Aqui, os que se beneficiaram com o golpe militar foram as transnacionais do petróleo, norte-americanas e europeias, e muitos grupos fáticos do país. Isso é um forte indício de que eles foram os planejadores e co-autores do golpe. Eu havia mudado a fórmula dos combustíveis para favorecer ao consumidor. Depois do golpe a mudaram de novo para favorecer ao distribuidor internacional, às petroleiras.

Qual é a situação dos direitos humanos em Honduras?
É sumamente grave. Estamos expostos constantemente a ameaças. Regredimos, porque tivemos a palavra do presidente Lobo que, creio, tem boas intenções; porém, está em um Estado onde as pessoas que executaram o golpe se mantêm na total impunidade, apoiados por forças internacionais.

Nesse sentido, poderíamos dizer que o governo de Lobo é ilegítimo?
Nós questionamos as eleições de Lobo, as impugnamos. O reconhecemos como governante e assinamos um acordo com ele em Cartagena de índias, para buscar a paz e a reconciliação no país.

Fala-se de um governo de reconciliação; porém, se essa impunidade e essa violação dos direitos humanos continuam, como é possível a reconciliação?

A reconciliação está sendo atacada, golpeada com a perseguição de Flores Lanza, com o assassinato de Emo, de Medardo Flores, de diferentes líderes que estão morrendo em âmbito nacional. Há perseguições, ameaças contra nós a partir de diferentes setores do Estado. Nesse sentido, o processo ou o desejo de Lobo de conciliação foi adulterado.

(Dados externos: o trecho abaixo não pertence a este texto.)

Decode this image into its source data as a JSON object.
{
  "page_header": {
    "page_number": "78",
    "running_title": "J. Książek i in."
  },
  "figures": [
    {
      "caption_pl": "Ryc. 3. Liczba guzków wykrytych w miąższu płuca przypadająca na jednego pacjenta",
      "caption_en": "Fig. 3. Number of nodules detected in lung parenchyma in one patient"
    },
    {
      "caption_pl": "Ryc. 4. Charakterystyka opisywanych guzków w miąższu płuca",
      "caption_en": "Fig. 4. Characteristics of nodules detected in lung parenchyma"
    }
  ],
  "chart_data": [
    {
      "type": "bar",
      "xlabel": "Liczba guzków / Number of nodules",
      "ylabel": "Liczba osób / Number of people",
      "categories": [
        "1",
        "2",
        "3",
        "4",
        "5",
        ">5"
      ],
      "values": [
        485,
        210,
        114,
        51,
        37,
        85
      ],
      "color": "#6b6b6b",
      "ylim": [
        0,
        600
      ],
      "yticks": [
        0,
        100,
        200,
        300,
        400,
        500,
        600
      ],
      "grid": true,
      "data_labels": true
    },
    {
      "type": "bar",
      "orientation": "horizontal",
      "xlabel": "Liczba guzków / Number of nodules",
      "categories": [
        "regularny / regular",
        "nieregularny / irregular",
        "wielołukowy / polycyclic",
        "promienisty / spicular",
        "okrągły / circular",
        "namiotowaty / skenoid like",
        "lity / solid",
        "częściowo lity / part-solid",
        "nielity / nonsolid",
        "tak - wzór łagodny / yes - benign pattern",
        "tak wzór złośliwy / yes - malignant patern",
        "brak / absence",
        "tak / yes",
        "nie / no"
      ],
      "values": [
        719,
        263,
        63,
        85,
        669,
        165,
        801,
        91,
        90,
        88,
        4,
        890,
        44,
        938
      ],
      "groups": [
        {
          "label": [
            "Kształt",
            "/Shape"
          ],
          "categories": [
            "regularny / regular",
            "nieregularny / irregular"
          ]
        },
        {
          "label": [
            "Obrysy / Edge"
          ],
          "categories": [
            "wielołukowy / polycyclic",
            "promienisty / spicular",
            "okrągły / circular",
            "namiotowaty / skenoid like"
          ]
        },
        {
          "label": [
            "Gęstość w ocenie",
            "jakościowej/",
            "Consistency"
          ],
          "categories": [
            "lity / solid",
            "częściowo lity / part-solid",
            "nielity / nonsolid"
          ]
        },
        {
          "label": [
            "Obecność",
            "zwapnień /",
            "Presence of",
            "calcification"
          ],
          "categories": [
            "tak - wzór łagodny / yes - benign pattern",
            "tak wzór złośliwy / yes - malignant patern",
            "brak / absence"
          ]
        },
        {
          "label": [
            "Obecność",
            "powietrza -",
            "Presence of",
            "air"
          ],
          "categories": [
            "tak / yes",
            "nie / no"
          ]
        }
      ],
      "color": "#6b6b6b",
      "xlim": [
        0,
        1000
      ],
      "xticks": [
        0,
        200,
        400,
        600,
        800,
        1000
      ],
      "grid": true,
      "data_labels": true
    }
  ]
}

Certos setores da Frente de Resistência criticaram que o Acordo de Cartagena, em maio de 2011, não foi consultado com as bases.

Eu sou o coordenador da Frente e eu o assinei. O assinei como ex-presidente da República e como dirigente político. E segundo as pesquisas que temos, o Acordo de Cartagena tem 80% de respaldo popular.

Há um ano, quando estava no exílio, o senhor mandou uma cata dizendo: "este não é o momento para fazer política, não nos distraiamos com candidaturas”. O que mudou desde então?

O exílio mudou.

Agora, há condições para apresentar-se para concorrer às eleições?
Sim. Há garantias do chefe de Estado e organizamos uma nova força política, histórica no país; uma força beligerante com grandes possibilidades de aceder ao poder.

A eleição da via eleitoral supõe uma mudança de estratégia?
Não, nenhuma. Nós acreditamos que a única opção que o Estado burguês nos dá é o processo político. O Estado burguês não te cede nem o poder militar, nem o poder econômico; te cede o poder político em uma competição.

Que mudanças estruturais Honduras necessita para solucionar seus grandes problemas de pobreza, de concentração do poder em poucas famílias?
Honduras só tem um caminho: conseguir celebrar acordos com as potências, externas e internas, que o manejam. Tem que sentar e falar com os poderes; porém, com respeito. Não o que aconteceu anteriormente, que eu me sentei a falar com eles e caíram em cima de mim com armas; assim não se pode trabalhar. O que resultará desses acordos? Reformas estruturais, em energia, em finanças, em segurança alimentar, em segurança cidadã, soberania, luta contra a corrupção…

Qual a garantia de que não haverá outro golpe de Estado?
Que aprendemos algumas lições e os que mais aprenderam foram os que desencadearam o golpe, porque fracassaram de maneira rotunda.

Foi um golpe fracassado, que afundou o povo, afundou a América Central. Até o governo de Obama se viu debilitado por esse golpe. A América Latina se uniu, exigindo democracia.